Quand il parle de son enfance, Bocuse revient assez souvent sur son expérience de fainéant sympathique à l’école : « J’avais pas foutu grand-chose avant la guerre. » Généreux, il livre quand même quelques tips à tous les cancres pour s’en sortir : « J’avais une façon d’arranger ma paresse scolaire avec bonhomie, rapportant au maître un lièvre ou un brochet quand ça chauffait trop pour mes abattis », racontait-il dans Mémoires de Chefs. À ce sujet, la phrase que tout le monde retient, c’est celle qu’il prononce en 2006 dans une interview donnée à Libération. Une manière de dire aussi que les diplômes ne comptent peut-être pas tant que ça dans la vie – excepté le titre de Meilleur Ouvrier de France qu’il décroche en 1961, seul concours qu’il ait jamais disputé.
En 1944, alors engagé dans un bataillon des Forces françaises libres, Bocuse est touché près du cœur, uniquement sauvé par l’intervention des GI’s qui lui transfusent des litres de sang américain et lui laissent un tatouage de coq sur l’épaule gauche. S’il ne prononce la phrase que bien des années plus tard, difficile de ne pas voir en cet épisode l’événement fondateur de la philosophie du chef et son célèbre « appétit de vivre » comme on dit dans le jargon. Une phrase dont Bocuse fera son mantra et qu’il aura plutôt bien respectée à en croire le bilan qu’il faisait de sa vie en 2006 : « j’ai eu trois étoiles, trois pontages et trois femmes ».

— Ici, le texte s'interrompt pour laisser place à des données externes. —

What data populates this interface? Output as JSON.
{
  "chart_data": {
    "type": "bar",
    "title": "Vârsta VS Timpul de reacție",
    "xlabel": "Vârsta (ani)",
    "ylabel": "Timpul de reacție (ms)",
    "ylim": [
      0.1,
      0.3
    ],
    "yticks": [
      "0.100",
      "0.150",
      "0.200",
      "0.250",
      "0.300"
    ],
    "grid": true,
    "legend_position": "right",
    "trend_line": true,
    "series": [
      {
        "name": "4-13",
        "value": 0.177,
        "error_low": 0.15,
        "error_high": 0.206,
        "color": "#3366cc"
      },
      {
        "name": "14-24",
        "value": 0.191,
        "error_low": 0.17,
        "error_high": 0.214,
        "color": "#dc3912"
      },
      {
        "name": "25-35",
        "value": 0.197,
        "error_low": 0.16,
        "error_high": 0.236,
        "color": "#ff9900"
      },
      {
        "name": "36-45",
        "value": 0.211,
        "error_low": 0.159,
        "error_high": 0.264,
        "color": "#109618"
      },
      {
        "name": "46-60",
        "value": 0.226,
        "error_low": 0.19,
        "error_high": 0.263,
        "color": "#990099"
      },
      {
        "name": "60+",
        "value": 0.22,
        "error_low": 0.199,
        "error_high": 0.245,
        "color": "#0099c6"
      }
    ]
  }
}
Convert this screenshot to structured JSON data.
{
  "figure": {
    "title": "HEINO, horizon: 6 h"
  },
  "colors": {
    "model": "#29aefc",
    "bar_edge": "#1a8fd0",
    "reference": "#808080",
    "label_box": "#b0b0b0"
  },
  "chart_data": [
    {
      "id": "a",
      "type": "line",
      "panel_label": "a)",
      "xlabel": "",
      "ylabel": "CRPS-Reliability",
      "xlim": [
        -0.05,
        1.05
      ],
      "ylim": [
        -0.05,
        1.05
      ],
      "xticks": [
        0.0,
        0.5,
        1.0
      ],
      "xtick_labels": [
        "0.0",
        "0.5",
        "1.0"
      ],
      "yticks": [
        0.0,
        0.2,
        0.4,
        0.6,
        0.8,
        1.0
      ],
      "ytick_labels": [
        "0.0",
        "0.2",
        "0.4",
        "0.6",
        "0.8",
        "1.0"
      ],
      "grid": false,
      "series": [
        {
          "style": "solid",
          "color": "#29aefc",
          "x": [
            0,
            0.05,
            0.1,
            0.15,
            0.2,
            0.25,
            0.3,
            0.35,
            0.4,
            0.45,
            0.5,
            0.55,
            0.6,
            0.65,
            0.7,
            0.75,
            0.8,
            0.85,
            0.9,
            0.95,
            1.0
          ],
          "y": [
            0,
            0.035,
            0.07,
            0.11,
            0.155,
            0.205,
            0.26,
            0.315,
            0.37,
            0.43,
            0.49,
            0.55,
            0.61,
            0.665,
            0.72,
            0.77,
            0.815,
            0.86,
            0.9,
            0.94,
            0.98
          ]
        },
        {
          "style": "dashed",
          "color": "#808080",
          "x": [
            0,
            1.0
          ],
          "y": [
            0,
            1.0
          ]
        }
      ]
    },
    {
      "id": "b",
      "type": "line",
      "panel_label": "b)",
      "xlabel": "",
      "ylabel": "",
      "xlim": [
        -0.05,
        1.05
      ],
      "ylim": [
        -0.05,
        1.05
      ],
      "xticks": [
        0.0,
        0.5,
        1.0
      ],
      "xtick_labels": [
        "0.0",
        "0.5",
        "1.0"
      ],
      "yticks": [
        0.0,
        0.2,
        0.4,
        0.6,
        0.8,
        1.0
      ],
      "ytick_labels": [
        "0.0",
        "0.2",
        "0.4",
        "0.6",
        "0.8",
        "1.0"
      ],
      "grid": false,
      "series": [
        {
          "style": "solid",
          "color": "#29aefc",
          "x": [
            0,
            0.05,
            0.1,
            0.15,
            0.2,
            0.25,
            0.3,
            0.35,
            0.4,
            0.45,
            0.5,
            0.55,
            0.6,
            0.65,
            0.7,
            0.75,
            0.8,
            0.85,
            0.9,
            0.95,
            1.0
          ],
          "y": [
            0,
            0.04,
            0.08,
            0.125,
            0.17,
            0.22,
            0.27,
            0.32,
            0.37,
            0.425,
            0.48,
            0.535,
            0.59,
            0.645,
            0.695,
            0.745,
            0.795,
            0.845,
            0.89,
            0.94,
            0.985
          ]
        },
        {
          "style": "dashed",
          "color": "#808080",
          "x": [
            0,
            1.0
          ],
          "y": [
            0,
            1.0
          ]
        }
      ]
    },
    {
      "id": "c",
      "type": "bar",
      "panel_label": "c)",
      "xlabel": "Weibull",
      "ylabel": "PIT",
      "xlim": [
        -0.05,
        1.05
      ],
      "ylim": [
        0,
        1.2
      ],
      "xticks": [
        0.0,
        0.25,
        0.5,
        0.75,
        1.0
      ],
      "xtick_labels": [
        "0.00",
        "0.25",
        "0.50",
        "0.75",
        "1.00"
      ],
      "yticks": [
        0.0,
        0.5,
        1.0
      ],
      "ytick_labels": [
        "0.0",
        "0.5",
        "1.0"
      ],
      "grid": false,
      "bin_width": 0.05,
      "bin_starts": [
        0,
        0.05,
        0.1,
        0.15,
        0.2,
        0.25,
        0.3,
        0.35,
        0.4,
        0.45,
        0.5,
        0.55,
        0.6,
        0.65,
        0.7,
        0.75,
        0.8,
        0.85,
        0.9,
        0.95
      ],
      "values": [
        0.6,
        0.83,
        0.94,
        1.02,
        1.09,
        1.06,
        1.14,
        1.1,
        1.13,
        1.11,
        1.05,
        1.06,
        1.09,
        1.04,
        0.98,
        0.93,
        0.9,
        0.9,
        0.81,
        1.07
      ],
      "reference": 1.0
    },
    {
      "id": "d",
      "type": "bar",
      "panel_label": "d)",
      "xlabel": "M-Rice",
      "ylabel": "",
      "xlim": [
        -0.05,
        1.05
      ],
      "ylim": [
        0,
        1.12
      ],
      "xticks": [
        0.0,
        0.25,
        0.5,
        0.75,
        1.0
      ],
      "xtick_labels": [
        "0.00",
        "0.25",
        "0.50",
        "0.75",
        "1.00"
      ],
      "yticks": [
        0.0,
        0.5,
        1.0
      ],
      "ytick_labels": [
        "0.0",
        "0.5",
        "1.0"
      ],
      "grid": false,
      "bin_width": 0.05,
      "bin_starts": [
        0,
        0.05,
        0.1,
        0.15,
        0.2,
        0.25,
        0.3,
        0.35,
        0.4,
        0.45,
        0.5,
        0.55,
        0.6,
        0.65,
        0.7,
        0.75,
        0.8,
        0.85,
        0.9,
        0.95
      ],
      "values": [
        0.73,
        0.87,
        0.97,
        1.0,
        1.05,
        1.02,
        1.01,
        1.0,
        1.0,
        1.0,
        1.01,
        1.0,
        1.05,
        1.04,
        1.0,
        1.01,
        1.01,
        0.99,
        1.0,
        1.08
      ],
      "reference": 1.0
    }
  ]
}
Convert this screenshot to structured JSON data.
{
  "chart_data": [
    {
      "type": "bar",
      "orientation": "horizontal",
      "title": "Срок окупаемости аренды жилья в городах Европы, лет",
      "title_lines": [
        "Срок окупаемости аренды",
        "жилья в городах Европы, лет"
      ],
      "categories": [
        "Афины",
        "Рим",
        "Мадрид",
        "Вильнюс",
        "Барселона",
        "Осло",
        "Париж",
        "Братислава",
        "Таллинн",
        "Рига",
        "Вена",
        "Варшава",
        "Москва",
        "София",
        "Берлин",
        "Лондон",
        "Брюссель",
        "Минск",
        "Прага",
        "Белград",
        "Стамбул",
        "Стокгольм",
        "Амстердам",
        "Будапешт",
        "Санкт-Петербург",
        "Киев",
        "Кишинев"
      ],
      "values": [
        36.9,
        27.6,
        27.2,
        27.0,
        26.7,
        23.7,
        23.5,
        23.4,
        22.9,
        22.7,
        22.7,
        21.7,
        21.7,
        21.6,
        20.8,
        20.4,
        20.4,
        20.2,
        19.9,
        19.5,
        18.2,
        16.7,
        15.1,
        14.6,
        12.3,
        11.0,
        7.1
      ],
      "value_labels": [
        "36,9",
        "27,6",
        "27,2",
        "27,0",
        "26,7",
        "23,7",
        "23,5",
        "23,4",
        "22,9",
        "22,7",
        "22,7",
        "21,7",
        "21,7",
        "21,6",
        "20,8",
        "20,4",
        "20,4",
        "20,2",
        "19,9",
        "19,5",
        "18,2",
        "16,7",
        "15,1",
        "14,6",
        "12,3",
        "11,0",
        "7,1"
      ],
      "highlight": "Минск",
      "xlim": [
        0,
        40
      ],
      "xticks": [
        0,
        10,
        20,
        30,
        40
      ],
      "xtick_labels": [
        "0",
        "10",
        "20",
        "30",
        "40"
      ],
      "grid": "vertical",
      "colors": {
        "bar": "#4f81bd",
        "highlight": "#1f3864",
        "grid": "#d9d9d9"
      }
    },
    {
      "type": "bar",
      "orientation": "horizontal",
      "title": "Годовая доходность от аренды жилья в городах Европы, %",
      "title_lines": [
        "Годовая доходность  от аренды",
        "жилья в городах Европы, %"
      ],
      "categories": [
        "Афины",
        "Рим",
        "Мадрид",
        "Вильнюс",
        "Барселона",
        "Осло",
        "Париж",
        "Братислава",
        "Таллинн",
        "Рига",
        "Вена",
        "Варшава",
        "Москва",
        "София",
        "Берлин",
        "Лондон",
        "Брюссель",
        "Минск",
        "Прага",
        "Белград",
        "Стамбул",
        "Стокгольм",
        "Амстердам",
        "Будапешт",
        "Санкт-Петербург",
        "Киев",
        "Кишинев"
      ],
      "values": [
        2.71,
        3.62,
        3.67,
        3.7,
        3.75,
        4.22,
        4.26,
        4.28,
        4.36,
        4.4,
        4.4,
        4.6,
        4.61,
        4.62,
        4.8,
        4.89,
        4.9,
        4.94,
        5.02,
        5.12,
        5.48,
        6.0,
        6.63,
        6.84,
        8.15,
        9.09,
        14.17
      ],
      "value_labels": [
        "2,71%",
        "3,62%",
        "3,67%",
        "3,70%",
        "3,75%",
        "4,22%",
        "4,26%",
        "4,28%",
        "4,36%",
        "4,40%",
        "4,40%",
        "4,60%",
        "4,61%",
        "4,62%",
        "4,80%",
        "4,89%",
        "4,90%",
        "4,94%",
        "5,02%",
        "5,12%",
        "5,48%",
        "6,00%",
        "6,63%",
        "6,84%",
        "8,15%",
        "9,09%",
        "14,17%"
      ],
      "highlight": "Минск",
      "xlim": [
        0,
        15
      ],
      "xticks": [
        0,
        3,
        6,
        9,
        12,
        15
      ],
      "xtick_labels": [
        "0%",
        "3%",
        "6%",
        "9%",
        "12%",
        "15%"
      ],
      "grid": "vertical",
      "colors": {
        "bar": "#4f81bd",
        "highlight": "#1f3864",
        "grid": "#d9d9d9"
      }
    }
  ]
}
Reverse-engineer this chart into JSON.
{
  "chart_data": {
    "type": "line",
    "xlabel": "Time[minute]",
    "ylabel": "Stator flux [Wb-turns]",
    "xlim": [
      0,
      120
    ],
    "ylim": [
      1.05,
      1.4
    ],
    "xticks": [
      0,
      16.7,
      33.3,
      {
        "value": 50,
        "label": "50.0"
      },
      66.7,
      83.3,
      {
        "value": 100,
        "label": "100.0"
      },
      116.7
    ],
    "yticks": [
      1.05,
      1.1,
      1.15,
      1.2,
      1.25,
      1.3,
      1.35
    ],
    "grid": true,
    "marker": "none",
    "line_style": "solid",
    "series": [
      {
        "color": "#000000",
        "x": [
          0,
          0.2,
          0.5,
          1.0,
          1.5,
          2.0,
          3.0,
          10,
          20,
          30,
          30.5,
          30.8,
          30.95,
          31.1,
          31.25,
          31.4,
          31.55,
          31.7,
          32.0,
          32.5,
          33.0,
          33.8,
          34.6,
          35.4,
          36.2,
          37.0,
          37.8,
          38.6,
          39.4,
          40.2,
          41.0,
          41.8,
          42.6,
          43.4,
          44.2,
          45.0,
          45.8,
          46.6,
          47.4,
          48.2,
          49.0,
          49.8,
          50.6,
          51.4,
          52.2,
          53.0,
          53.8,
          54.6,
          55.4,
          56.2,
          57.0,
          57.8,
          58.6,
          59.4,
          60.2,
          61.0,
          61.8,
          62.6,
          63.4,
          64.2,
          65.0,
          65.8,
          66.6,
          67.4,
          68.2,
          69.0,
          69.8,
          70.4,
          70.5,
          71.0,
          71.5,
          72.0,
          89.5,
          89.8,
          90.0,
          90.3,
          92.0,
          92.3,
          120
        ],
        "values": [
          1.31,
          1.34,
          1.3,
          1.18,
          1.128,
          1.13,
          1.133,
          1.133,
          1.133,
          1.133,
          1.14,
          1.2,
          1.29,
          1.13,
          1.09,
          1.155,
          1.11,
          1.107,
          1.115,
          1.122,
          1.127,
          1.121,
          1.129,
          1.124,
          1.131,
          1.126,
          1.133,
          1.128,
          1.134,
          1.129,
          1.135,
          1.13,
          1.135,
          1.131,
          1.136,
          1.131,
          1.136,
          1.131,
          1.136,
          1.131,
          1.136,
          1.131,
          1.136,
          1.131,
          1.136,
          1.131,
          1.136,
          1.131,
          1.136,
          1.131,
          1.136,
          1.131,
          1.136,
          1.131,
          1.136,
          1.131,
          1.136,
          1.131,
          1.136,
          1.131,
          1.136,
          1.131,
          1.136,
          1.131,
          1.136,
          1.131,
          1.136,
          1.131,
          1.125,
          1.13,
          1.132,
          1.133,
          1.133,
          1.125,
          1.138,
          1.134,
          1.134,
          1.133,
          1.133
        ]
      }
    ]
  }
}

Parangon d’une cuisine de tradition, celle qui met en avant le produit et le goût sans y aller par quatre chemins, il fallait probablement s’attendre à ce que Bocuse ne prenne pas de gants quand il s’agit de juger les dernières « tendances culinaires ». Du coup, quand François Simon lui demande ce qu’il refuserait de la modernité, c’est la cuisine moléculaire qui en prend pour son grade. Un truc de saltimbanque pour les fans de déstructuration et de tours de passe-passe. En même temps, ça paraît plutôt normal quand on sait que le chef a commencé à bosser pendant la guerre en 1941, dans un restau de type « marché noir » qu’il jugeait parfaitement adapté à l’apprentissage pour la bonne raison qu’il fallait savoir tout faire – notamment tuer soi-même le cochon ou le veau.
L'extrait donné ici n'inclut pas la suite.